The Internet adds a new twist to efforts to reel
in pedophilia and child pornography.
While it makes it easier for law enforcement agents
posing as young children to bust suspects, it also allows for large-scale
distribution of child pornography and gives pedophiles easier access to
kids. What's more, Internet chat rooms muddy the waters because people
aren't always who they say they are.
After all, it's hard to argue that a person showing
up at an elementary school with a lollipop to talk to children doesn't
know he or she is dealing with minors. But a person chatting online with
someone claiming to be a 23-year-old woman may really be talking to a 70-year-old
man.
Chat room rules
Jennifer Granick, a defense attorney who's worked
for high-profile cybercrime defendants such as Kevin Poulsen, said the
defense will have to convince jurors that chat rooms have new rules.
"The defense's task is to introduce to the jury the
world of the Internet chat room, to introduce that what goes on in an Internet
chat room isn't the same as what goes on in the real world," Granick said.
"The chat room by its very nature lends itself to fantasy."
Elayne Savage, who researches online relationships
and has written a book on the topic, called the defense strategy "creative."
"Why couldn't it be believable, because in cyberspace
there's so much role-playing going on," said Savage.
Savage also said there could have been something
in the FBI agent's tone during the pair's chat room conversations that
encouraged the role-playing. "He was on the receiving end of somebody who
was role playing, so there may be an element of role playing in the air,"
she said.

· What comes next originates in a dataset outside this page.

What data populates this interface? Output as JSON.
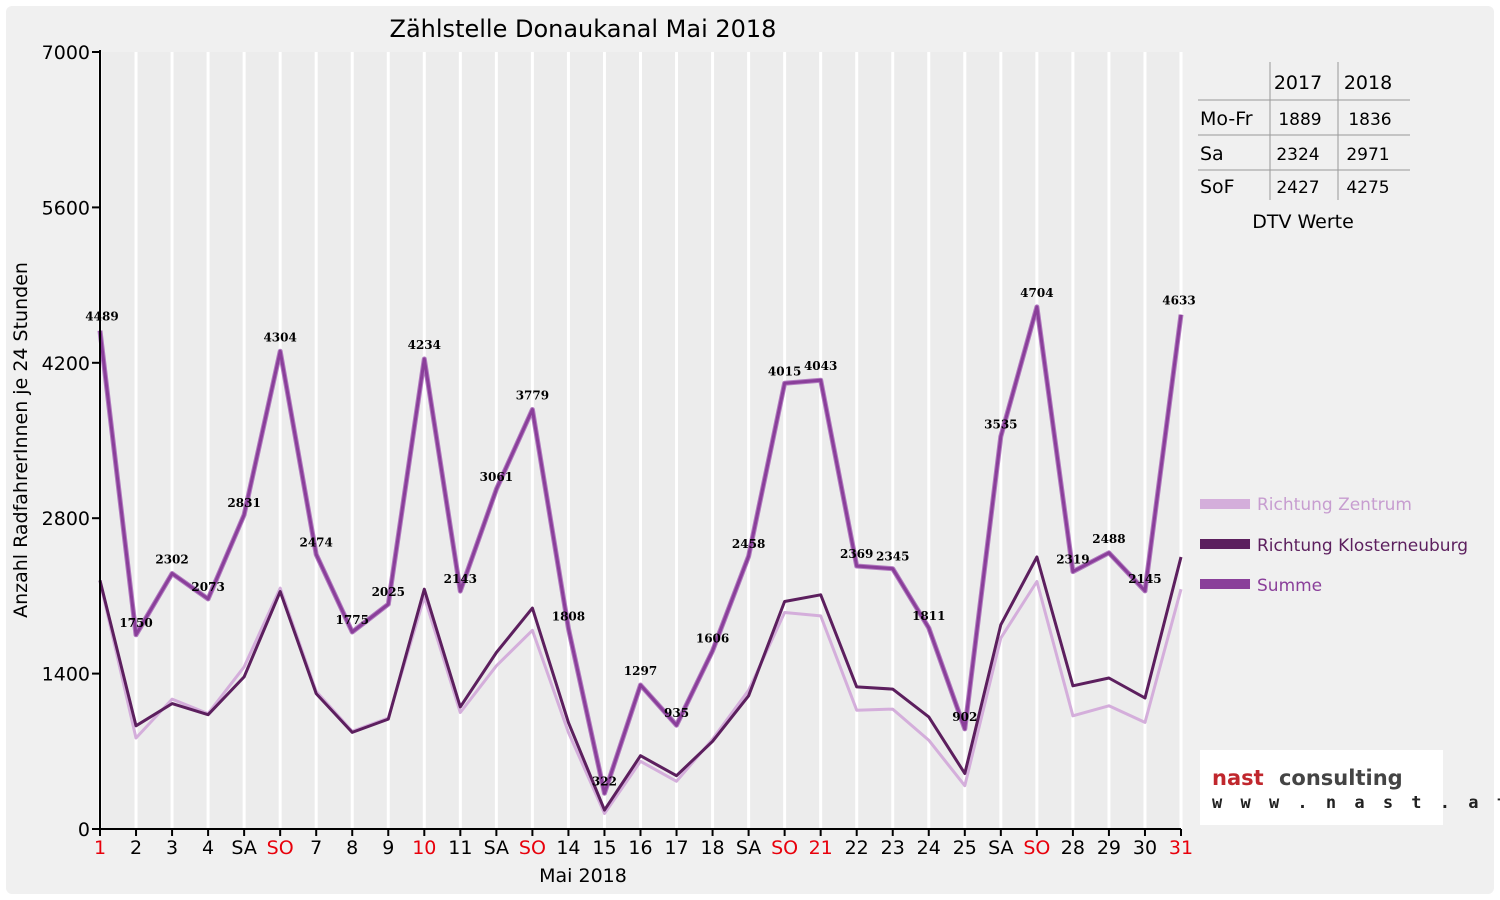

Still, Savage said Naughton crossed a line if he intended to
meet a young girl.
Will defense strategy work? Susan Brenner, a cybercrime
expert and law professor at the University of Dayton School of Law, called
the Naughton lawyers' defense strategy "logical."
"But saying it's a logical defense doesn't mean it's
going to work," Brenner said.
According to an affidavit from the FBI agent posing
as the child, Naughton gave his real number and address. Therefore, prosecutors
said during a pretrial hearing, Naughton was not role-playing -- a point
they likely will bring up in trial.
The judge also cited that fact in his ruling on whether
Young can testify. "The defendant apparently did not assume another identity
while on the Internet, so her testimony is not relevant to explain his
behavior," Rafeedie wrote.
Brenner said the role-playing defense could hinge
on the make-up of the people who frequent the "dad&daughtersex" chat
room, where Naughton was caught. If the chat room usually attracts adults
and no children, that could bolster the role-playing defense, she said.
Brenner said it would be much harder to evoke the
role-playing defense in a case where someone was talking with kids in a
chat room devoted to dinosaurs or Pokemon.
"If you're in one of those chat rooms, there's a
high probability you know you're dealing with a minor," Brenner said.